The image of Tyler dead, beaten to death on the bank of Kole’s Creek, stayed with him his entire walk back to the house, a constant companion filling him with a kind of strength and confidence he had never known. The house was silent as he entered through the back way, still far too early for any of the help to have arrived yet. The cane felt like it had become part of him, still firmly clutched in his hands, but he knew that he needed it to get it back to his grandmother before she awakened. And using his newfound strength—this courage—he’d climbed the stairs and, as silently as he could manage, opened the door and gone into the old woman’s room.

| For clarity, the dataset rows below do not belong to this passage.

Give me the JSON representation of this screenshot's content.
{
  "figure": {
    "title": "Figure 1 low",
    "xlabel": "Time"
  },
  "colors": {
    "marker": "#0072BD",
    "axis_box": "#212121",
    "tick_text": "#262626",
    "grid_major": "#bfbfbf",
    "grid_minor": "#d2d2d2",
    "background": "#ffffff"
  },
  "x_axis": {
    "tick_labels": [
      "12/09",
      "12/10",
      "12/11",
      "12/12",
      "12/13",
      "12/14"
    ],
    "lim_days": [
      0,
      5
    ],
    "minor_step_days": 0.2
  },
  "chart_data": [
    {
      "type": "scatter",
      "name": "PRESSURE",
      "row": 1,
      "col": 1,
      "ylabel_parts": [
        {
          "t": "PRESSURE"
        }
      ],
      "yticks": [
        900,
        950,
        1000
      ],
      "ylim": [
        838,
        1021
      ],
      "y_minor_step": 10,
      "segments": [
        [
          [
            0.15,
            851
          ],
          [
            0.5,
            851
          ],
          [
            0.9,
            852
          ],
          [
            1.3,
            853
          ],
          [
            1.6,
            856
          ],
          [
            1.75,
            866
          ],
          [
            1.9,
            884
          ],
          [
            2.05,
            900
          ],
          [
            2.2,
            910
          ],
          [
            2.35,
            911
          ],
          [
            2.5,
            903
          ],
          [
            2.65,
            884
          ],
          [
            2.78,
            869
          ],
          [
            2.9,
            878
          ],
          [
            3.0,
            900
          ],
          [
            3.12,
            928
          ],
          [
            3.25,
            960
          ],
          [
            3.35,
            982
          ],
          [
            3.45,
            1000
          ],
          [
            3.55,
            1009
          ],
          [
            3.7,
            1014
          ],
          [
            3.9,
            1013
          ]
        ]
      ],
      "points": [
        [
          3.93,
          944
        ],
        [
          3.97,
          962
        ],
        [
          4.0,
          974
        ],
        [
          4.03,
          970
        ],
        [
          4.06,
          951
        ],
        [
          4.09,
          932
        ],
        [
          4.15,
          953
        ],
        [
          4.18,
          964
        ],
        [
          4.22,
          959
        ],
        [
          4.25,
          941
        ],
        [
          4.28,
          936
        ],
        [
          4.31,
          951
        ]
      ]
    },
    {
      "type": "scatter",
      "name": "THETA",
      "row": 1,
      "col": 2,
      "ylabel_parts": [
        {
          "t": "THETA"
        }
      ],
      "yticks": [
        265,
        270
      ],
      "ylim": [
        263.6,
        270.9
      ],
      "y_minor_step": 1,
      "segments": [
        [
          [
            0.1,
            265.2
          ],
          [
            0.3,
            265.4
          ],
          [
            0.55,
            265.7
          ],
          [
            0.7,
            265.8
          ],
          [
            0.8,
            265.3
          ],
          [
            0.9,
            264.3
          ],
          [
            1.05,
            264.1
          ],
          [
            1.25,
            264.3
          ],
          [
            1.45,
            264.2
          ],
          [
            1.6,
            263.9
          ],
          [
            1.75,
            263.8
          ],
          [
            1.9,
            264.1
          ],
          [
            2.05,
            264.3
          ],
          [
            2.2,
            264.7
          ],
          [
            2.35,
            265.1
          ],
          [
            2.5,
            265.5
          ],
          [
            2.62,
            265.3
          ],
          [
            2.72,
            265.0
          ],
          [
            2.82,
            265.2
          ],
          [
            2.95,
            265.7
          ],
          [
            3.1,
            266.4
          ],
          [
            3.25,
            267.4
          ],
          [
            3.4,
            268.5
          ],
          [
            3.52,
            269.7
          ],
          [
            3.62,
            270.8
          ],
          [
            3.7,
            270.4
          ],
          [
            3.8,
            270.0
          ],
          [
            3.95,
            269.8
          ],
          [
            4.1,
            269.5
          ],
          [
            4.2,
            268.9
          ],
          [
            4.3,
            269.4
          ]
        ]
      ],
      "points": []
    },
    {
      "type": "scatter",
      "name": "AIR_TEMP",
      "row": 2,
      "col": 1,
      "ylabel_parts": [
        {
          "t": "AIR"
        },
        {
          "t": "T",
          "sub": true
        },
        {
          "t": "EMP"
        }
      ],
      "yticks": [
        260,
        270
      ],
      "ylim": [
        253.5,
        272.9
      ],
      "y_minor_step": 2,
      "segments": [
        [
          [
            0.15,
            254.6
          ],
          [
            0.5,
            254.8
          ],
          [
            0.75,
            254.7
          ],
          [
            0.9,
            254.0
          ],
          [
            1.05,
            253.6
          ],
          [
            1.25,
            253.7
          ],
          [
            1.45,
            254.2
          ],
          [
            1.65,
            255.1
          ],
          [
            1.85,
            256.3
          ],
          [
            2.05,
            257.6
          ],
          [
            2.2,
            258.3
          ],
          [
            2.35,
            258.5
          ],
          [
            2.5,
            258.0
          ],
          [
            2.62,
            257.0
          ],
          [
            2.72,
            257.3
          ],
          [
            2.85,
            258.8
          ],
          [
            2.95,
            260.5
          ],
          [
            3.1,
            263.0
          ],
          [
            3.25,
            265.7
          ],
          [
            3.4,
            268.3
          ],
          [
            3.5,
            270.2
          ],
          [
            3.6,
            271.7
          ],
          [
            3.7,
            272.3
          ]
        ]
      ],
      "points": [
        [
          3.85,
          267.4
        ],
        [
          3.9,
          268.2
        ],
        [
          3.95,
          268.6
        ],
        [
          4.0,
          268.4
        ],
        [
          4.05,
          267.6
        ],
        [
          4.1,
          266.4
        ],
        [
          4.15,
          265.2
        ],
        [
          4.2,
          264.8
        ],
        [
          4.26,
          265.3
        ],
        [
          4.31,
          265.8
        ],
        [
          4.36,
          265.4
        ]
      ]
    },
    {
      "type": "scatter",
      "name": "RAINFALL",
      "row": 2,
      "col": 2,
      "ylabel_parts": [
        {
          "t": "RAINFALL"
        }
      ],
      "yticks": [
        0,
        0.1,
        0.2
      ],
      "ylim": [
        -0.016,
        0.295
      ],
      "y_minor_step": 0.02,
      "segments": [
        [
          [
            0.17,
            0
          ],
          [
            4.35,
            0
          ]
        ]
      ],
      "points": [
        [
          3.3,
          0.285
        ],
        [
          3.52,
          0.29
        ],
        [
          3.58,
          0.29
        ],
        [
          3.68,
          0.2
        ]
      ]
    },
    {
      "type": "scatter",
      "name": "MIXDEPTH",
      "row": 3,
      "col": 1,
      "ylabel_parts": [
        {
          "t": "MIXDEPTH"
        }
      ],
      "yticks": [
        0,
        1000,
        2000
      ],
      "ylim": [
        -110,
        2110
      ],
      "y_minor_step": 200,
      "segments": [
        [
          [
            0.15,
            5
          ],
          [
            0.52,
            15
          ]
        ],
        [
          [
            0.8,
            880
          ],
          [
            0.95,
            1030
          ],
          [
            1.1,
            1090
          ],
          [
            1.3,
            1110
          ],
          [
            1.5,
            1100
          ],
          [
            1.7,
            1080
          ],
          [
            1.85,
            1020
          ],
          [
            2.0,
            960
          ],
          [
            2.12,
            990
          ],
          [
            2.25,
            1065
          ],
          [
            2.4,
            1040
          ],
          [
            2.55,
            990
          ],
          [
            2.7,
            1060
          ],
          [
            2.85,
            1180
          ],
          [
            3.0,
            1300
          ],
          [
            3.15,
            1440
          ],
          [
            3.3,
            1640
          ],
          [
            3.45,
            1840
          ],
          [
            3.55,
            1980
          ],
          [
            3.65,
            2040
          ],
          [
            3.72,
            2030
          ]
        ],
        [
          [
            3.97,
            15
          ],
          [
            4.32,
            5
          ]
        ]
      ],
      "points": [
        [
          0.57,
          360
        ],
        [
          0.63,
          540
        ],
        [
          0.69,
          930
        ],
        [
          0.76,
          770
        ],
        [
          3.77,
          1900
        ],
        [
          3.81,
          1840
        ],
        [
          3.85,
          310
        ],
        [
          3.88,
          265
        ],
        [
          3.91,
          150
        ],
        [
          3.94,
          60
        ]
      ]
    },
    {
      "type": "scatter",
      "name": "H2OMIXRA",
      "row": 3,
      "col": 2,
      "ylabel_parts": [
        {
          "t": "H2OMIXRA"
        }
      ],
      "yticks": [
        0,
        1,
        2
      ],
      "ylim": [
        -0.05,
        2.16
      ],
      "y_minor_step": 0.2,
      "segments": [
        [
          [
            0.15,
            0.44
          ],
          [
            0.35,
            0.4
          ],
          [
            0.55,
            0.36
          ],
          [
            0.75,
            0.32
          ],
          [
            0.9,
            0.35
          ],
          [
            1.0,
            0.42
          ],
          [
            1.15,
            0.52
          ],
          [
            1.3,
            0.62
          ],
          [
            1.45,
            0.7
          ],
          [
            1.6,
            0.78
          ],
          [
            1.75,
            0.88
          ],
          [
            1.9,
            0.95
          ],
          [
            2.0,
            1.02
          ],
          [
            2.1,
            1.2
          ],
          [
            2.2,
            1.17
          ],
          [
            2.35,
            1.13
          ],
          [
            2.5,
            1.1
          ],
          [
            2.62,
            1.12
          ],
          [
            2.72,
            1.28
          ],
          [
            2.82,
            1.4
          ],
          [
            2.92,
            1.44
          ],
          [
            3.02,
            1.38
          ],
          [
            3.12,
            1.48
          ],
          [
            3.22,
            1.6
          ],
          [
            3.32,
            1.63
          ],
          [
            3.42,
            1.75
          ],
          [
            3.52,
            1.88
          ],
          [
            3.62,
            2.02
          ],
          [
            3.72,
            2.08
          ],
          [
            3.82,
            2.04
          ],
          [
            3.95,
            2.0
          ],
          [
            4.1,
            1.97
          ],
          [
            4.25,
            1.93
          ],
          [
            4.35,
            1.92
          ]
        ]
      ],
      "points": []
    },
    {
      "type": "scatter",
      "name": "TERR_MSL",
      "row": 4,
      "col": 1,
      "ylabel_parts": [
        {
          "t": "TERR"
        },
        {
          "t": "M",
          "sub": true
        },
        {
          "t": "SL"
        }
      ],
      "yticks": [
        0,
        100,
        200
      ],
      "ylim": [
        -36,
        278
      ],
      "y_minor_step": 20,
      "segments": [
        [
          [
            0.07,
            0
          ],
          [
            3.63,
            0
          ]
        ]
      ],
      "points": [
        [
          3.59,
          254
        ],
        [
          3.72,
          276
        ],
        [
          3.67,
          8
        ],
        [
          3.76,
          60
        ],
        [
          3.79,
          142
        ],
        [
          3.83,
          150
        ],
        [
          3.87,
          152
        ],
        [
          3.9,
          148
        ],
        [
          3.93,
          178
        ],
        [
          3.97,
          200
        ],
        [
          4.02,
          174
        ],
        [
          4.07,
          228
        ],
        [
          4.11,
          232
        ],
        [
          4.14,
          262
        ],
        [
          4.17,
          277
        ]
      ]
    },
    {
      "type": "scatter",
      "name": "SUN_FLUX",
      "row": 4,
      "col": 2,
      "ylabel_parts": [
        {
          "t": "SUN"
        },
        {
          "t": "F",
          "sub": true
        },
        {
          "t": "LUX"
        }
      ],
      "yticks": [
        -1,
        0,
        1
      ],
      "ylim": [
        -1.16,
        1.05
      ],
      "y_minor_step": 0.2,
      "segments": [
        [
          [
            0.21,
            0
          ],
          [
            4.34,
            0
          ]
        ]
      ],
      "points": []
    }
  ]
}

His plan was to leave the cane beside her wheelchair, sneaking out of the room as quickly and silently as he had entered. But that wasn’t how it worked out.
The light by his grandmother’s bedside clicked on, freezing him in place.
Grandma stared at him standing there, her property in his hands, and he prepared himself for the worst. And the strange thing—the most wonderful thing—was that he wasn’t afraid.
She squirmed herself up into a sitting position, pillows wedged behind her scrawny back. Her eyes never left him.
“Just look at you,” she said, a bony arm coming out from beneath the covers to gesture at him. “Don’t you look a fright.”
And in the light he looked at himself realizing that the front of his clothes—his shirt and pants—were spattered with dark red stains.
“Is that my cane you got there?” she asked him.
He held it out to her, and as he did, he saw that it too was covered in blood.
She waved him away, gesturing toward her bathroom across the room. “Get me a washcloth,” she commanded.